Kids of same-sex parents “don’t get to see really how two opposite-sex parents would interact,” he says. “I think who really suffers is the children. What do most kids want? They want a loving mommy and daddy.”

But the kids involved in Equality Maryland’s forum don’t agree with that sentiment. Coyne said that having to justify her family is “sickening, really,” and she often testifies before General Assembly hearings on issues involving gay rights.

“I speak in front of all these people and then I go out in the hall and just lose it,” she said. “It’s a feeling like no other—to have people attack my family, the core of my soul.”

Most of the panelists acknowledged, like Coyne, that they have had to deal with negative public reaction to their family situations. Keott said that he has been told he would go to hell because his fathers are gay. And all of the panelists nodded when one participant brought up the oft-repeated phrase “that’s so gay.”

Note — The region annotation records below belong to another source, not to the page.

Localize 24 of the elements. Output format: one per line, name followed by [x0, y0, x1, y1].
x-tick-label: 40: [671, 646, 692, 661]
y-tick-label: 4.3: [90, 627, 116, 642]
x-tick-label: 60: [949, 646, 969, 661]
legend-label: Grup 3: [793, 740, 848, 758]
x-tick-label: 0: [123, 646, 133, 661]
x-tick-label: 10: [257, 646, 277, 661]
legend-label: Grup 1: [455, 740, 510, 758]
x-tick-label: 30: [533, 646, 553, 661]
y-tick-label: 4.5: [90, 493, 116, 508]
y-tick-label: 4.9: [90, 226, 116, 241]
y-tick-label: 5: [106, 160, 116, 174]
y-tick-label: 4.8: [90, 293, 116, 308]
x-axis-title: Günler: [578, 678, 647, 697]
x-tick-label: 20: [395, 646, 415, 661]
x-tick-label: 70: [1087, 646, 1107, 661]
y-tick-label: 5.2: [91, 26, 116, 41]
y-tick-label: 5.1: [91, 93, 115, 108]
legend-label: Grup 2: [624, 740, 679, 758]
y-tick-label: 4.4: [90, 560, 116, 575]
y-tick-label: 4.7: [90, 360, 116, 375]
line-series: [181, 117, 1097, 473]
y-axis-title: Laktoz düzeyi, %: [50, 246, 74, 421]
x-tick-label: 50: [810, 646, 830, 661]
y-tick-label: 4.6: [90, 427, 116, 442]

“I get so angry I want to clobber them,” Aaron Henry-Lambert said about kids who use the word gay pejoratively. “When I hear that, it’s really mean and I don’t like it.”

In the end, these daughters and sons don’t feel they are much different from their peers being raised by straight parents. But they see inequities.

“We live in a nation where we’re so dependent on equal rights,” Keott said. “I don’t know how people can say that they’re proud to be an American when they don’t let certain people do things because they’re black or gay or something else.”